Progressive ranchers familiar with thinking outside the box are dramatically reducing costs and improving rangeland resources at the same time by grazing year-round, without the use of supplemental feeds.

“Our crop is in the field 365 days a year, but many ranchers think that ‘grazing management’ only applies to that crop during the growing season,” said Jim Gerrish, who manages the grazing on a cattle operation in Idaho and leads Management-intensive Grazing workshops across the U.S. and Canada.

“Your crop isn’t out there 105 days a year. It’s out there 365 days a year, so you just can’t park grazing management in the shed during winter,” Gerrish told students attending a four-day MiG school last year in Wyoming.

“Grazing management should be about balancing ecosystem processes, not about manipulating inputs. If you build your ranching operation around buying and manipulating inputs, it will be very, very difficult to make a profit.”

Gerrish has visited hundreds of ranches during all four seasons, and among his observations is that some producers do a good job of intensively managing their grazing during the growing season, with such tools as movable fences and multiple grazing paddocks.

“But then winter arrives, and they open up the gates and let the cows out,” Gerrish said. He emphasized that many ranchers in the West don’t pay enough attention to winter grazing management.
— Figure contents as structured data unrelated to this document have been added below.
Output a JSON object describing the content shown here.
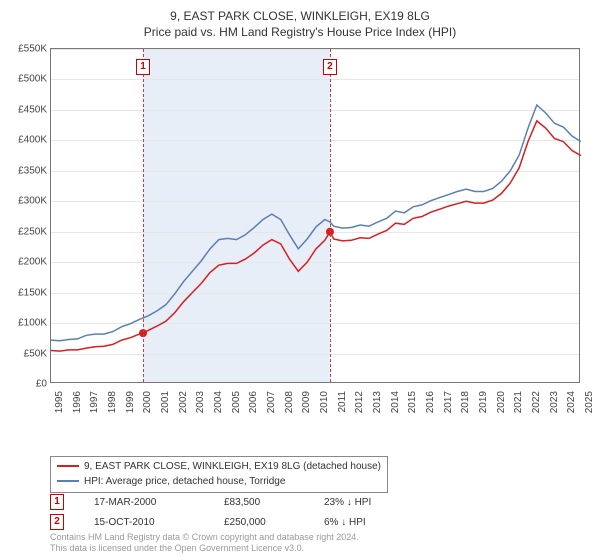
{
  "title": {
    "line1": "9, EAST PARK CLOSE, WINKLEIGH, EX19 8LG",
    "line2": "Price paid vs. HM Land Registry's House Price Index (HPI)"
  },
  "chart": {
    "type": "line",
    "background_color": "#ffffff",
    "grid_color": "#e7e7e7",
    "axis_color": "#777777",
    "ylim": [
      0,
      550000
    ],
    "ytick_step": 50000,
    "yticks": [
      "£0",
      "£50K",
      "£100K",
      "£150K",
      "£200K",
      "£250K",
      "£300K",
      "£350K",
      "£400K",
      "£450K",
      "£500K",
      "£550K"
    ],
    "xlim": [
      1995,
      2025
    ],
    "xticks": [
      1995,
      1996,
      1997,
      1998,
      1999,
      2000,
      2001,
      2002,
      2003,
      2004,
      2005,
      2006,
      2007,
      2008,
      2009,
      2010,
      2011,
      2012,
      2013,
      2014,
      2015,
      2016,
      2017,
      2018,
      2019,
      2020,
      2021,
      2022,
      2023,
      2024,
      2025
    ],
    "band": {
      "start": 2000.21,
      "end": 2010.79,
      "fill": "#e8eef7",
      "edge_color": "#bb4444"
    },
    "series": [
      {
        "name": "price_paid",
        "label": "9, EAST PARK CLOSE, WINKLEIGH, EX19 8LG (detached house)",
        "color": "#d81e1e",
        "line_width": 1.5,
        "data": [
          [
            1995,
            55000
          ],
          [
            1995.5,
            54000
          ],
          [
            1996,
            56000
          ],
          [
            1996.5,
            56000
          ],
          [
            1997,
            59000
          ],
          [
            1997.5,
            61000
          ],
          [
            1998,
            62000
          ],
          [
            1998.5,
            65000
          ],
          [
            1999,
            72000
          ],
          [
            1999.5,
            76000
          ],
          [
            2000,
            82000
          ],
          [
            2000.21,
            83500
          ],
          [
            2000.5,
            88000
          ],
          [
            2001,
            95000
          ],
          [
            2001.5,
            103000
          ],
          [
            2002,
            117000
          ],
          [
            2002.5,
            135000
          ],
          [
            2003,
            150000
          ],
          [
            2003.5,
            165000
          ],
          [
            2004,
            183000
          ],
          [
            2004.5,
            195000
          ],
          [
            2005,
            198000
          ],
          [
            2005.5,
            198000
          ],
          [
            2006,
            205000
          ],
          [
            2006.5,
            215000
          ],
          [
            2007,
            228000
          ],
          [
            2007.5,
            237000
          ],
          [
            2008,
            230000
          ],
          [
            2008.5,
            205000
          ],
          [
            2009,
            185000
          ],
          [
            2009.5,
            200000
          ],
          [
            2010,
            222000
          ],
          [
            2010.5,
            236000
          ],
          [
            2010.79,
            250000
          ],
          [
            2011,
            238000
          ],
          [
            2011.5,
            235000
          ],
          [
            2012,
            236000
          ],
          [
            2012.5,
            240000
          ],
          [
            2013,
            239000
          ],
          [
            2013.5,
            246000
          ],
          [
            2014,
            252000
          ],
          [
            2014.5,
            264000
          ],
          [
            2015,
            262000
          ],
          [
            2015.5,
            272000
          ],
          [
            2016,
            275000
          ],
          [
            2016.5,
            282000
          ],
          [
            2017,
            287000
          ],
          [
            2017.5,
            292000
          ],
          [
            2018,
            296000
          ],
          [
            2018.5,
            300000
          ],
          [
            2019,
            297000
          ],
          [
            2019.5,
            297000
          ],
          [
            2020,
            302000
          ],
          [
            2020.5,
            313000
          ],
          [
            2021,
            330000
          ],
          [
            2021.5,
            355000
          ],
          [
            2022,
            398000
          ],
          [
            2022.5,
            432000
          ],
          [
            2023,
            420000
          ],
          [
            2023.5,
            403000
          ],
          [
            2024,
            398000
          ],
          [
            2024.5,
            383000
          ],
          [
            2025,
            375000
          ]
        ]
      },
      {
        "name": "hpi",
        "label": "HPI: Average price, detached house, Torridge",
        "color": "#5b7fb3",
        "line_width": 1.5,
        "data": [
          [
            1995,
            72000
          ],
          [
            1995.5,
            71000
          ],
          [
            1996,
            73000
          ],
          [
            1996.5,
            74000
          ],
          [
            1997,
            80000
          ],
          [
            1997.5,
            82000
          ],
          [
            1998,
            82000
          ],
          [
            1998.5,
            86000
          ],
          [
            1999,
            94000
          ],
          [
            1999.5,
            99000
          ],
          [
            2000,
            106000
          ],
          [
            2000.5,
            112000
          ],
          [
            2001,
            120000
          ],
          [
            2001.5,
            130000
          ],
          [
            2002,
            148000
          ],
          [
            2002.5,
            168000
          ],
          [
            2003,
            185000
          ],
          [
            2003.5,
            202000
          ],
          [
            2004,
            222000
          ],
          [
            2004.5,
            237000
          ],
          [
            2005,
            239000
          ],
          [
            2005.5,
            237000
          ],
          [
            2006,
            245000
          ],
          [
            2006.5,
            257000
          ],
          [
            2007,
            270000
          ],
          [
            2007.5,
            279000
          ],
          [
            2008,
            270000
          ],
          [
            2008.5,
            245000
          ],
          [
            2009,
            222000
          ],
          [
            2009.5,
            238000
          ],
          [
            2010,
            258000
          ],
          [
            2010.5,
            270000
          ],
          [
            2010.79,
            266000
          ],
          [
            2011,
            259000
          ],
          [
            2011.5,
            256000
          ],
          [
            2012,
            257000
          ],
          [
            2012.5,
            261000
          ],
          [
            2013,
            259000
          ],
          [
            2013.5,
            266000
          ],
          [
            2014,
            272000
          ],
          [
            2014.5,
            284000
          ],
          [
            2015,
            281000
          ],
          [
            2015.5,
            291000
          ],
          [
            2016,
            294000
          ],
          [
            2016.5,
            301000
          ],
          [
            2017,
            306000
          ],
          [
            2017.5,
            311000
          ],
          [
            2018,
            316000
          ],
          [
            2018.5,
            320000
          ],
          [
            2019,
            316000
          ],
          [
            2019.5,
            316000
          ],
          [
            2020,
            321000
          ],
          [
            2020.5,
            333000
          ],
          [
            2021,
            350000
          ],
          [
            2021.5,
            376000
          ],
          [
            2022,
            420000
          ],
          [
            2022.5,
            458000
          ],
          [
            2023,
            445000
          ],
          [
            2023.5,
            428000
          ],
          [
            2024,
            422000
          ],
          [
            2024.5,
            407000
          ],
          [
            2025,
            398000
          ]
        ]
      }
    ],
    "sale_points": [
      {
        "x": 2000.21,
        "y": 83500,
        "color": "#d81e1e",
        "label": "1"
      },
      {
        "x": 2010.79,
        "y": 250000,
        "color": "#d81e1e",
        "label": "2"
      }
    ]
  },
  "legend": {
    "border_color": "#888888"
  },
  "events": [
    {
      "num": "1",
      "date": "17-MAR-2000",
      "price": "£83,500",
      "delta": "23% ↓ HPI"
    },
    {
      "num": "2",
      "date": "15-OCT-2010",
      "price": "£250,000",
      "delta": "6% ↓ HPI"
    }
  ],
  "footer": {
    "line1": "Contains HM Land Registry data © Crown copyright and database right 2024.",
    "line2": "This data is licensed under the Open Government Licence v3.0."
  }
}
At the same time, he said, ranchers put up tons of hay during summer and fall and then feed that hay throughout winter — two very expensive propositions.
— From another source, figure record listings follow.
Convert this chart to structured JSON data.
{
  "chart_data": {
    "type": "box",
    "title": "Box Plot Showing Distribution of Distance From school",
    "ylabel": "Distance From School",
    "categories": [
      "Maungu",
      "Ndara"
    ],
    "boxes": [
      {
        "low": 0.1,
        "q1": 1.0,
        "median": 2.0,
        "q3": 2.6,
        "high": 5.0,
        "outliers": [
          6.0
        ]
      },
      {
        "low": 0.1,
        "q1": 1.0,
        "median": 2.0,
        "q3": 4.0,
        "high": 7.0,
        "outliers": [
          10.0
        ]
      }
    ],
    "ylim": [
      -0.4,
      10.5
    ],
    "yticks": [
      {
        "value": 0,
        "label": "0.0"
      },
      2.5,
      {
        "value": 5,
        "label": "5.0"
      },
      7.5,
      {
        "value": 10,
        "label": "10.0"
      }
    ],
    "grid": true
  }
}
Jim Gerrish creates grazing paddock with electric fence for Red and Black Angus herd

ADJUSTING WIRE: Jim Gerrish creates paddocks for winter strip grazing with permanent and temporary electric fence.

After spending the first half of his professional career in beef-forage systems research and outreach for the University of Missouri, Gerrish moved to Idaho, where he brought forward-thinking ideas to the region.

“Increasing management intensity in the winter is where we started in Missouri. It was not green growing-season management,” Gerrish said. “We learned that we needed to do a better job of summer grazing management in order to grow more winter grazing opportunities. This allowed us to grow more feed during the growing season and not feed expensive hay during winter.”

Building rangeland health

Gerrish referred to growing and stockpiling more feed on rangelands for use during winter, not focusing on growing grass and legumes in irrigated pastures and then pulling haying equipment out of the shed — a 180-degree switch from the norm.

“I’m an advocate of grazing irrigated pastures spring through fall and then grazing dry rangelands in winter. On private land, you can easily make that shift once you make the decision,” Gerrish said. “It is a much better match-up nutritionally to graze cow-calf pairs on high-quality irrigated pastures, and then use the dormant range for winter feed for your cows.”

Plus, he said, most range scientists agree that dormant-season grazing is one of the fastest ways to improve rangeland health.

“When we have cattle out during the entire growing season, biting off these plants as they are trying to grow, that’s hard to make progress in terms of plants maturing and producing seed,” he said. “If you want to accelerate rangeland improvements, consider doing the opposite.”

This means, for example, using strip grazing in the winter on dormant range and using protein supplements to support animal performance.

“We have had clients who switched from set stocking to strip grazing, where they allowed the animals to strip-graze for three to five days. They dramatically reduced — and, in some cases, completely eliminated — the protein supplementation requirement,” Gerrish said. “With strip grazing, we’re budgeting out a limited amount of protein that is available in that forage.”